Periodic Reporting for period 1 - FORHUE (Forecasting and Preventing Human Errors)
Okres sprawozdawczy: 2022-10-01 do 2025-03-31
In order to improve the efficiency of forecasting approaches, we developed an approach, called TaylorSwiftNet, that forecasts continuously frames (Saber er al., BMVC 2022). TaylorSwiftNet is a novel approach that takes full advantage of a continuous representation of motion. In contrast to RNNs that forecast the future frame-by-frame or PDE-based approaches that discretize PDEs to solve them numerically, we infer a continuous function over time from the observations. This avoids discretization artifacts and provides an analytical function that can be swiftly evaluated for any future continuous point and allows to forecast future frames at a higher sampling rate than the observed frames, which are very useful properties for practical applications.
In order to detect human errors in the context of human-robot collaborations, we introduced a dataset and approach to recognize failures or errors that are caused by humans in human-robot collaborations (Thoduka et al., ICRA 2024). The proposed “Handover Failure Detection” dataset contains failures that are caused by the human participant in both robot-to-human and human-to-robot handovers. The dataset includes multimodal data such as video, robot joint state, and readings from a force-torque sensor. We also present a temporal action segmentation approach for jointly classifying the actions of the human participant and the robot, as well as recognizing failures. Since some human errors depend on an incorrect number of executions of certain actions, i.e. some actions are repeated too often and some not often enough, we also developed an approach for counting repetitive actions in videos (Luo et al., ICIP 2024).
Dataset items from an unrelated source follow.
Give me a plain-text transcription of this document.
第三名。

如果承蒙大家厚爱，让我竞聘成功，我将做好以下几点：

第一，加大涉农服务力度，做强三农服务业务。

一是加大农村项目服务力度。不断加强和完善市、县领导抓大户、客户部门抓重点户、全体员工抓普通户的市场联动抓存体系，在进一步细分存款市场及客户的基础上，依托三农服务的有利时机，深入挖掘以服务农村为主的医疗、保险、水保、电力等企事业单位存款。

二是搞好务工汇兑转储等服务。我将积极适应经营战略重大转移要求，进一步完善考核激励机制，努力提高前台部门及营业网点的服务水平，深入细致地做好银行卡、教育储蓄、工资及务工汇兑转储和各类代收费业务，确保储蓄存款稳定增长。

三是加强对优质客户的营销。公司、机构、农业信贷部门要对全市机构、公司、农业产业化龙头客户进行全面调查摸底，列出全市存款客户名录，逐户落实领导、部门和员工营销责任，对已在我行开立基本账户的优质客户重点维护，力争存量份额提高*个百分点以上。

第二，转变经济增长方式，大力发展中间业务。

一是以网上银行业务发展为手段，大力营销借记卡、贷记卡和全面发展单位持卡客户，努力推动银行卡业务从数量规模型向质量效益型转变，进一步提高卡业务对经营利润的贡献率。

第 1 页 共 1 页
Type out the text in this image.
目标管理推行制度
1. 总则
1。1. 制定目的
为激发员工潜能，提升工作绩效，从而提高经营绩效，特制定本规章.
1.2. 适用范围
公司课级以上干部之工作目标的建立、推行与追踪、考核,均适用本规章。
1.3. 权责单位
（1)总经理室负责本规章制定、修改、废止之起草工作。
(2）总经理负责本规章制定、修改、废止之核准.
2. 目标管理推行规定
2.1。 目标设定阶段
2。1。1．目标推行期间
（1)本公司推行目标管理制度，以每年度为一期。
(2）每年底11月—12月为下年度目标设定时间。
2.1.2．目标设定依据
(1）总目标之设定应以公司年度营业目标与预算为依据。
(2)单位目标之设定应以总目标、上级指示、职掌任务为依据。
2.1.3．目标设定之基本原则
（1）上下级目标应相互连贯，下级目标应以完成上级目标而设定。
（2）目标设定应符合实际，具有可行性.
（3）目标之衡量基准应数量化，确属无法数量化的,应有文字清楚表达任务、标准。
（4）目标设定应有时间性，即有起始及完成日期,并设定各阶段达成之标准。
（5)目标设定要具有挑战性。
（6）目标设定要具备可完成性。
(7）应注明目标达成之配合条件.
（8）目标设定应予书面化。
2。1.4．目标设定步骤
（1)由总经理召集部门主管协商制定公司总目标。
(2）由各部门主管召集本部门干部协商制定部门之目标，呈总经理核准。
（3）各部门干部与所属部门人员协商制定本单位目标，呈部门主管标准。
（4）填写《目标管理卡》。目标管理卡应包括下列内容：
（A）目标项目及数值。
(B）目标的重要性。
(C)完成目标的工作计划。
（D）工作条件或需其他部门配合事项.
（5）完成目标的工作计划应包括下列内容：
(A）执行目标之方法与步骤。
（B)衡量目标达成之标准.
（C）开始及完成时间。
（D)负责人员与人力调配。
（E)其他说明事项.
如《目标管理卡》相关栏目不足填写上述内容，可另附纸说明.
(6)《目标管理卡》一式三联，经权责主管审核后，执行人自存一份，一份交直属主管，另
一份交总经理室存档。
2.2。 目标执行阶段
The approach is action-agnostic and can be used to detect human errors due to a wrong number of repetitions.
Since the latency of forecast models is an important aspect, we were able to reduce the efficiency of transformer architectures, which convert a video into a set of tokens and process them at various stages. The approach is motivated by the observation that the amount of relevant information varies depending on the content of a video. While some videos are easy to understand, other videos are more complex and contain many important details. Instead of using the same amount of computation for each video as previous approaches, we developed an innovative approach that automatically selects an adequate number of tokens at each stage based on the video content, i.e. the number of the selected tokens at all stages of the transformer architecture varies for different videos. The proposed approach achieves a substantial reduction of up to 50% of the computational cost for various transformer architectures for image classification or action recognition. Since the approach can be directly applied to pre-trained transformers, it is a versatile tool that is not limited to video data, but it can improve the efficiency of transformer architectures for many practical applications.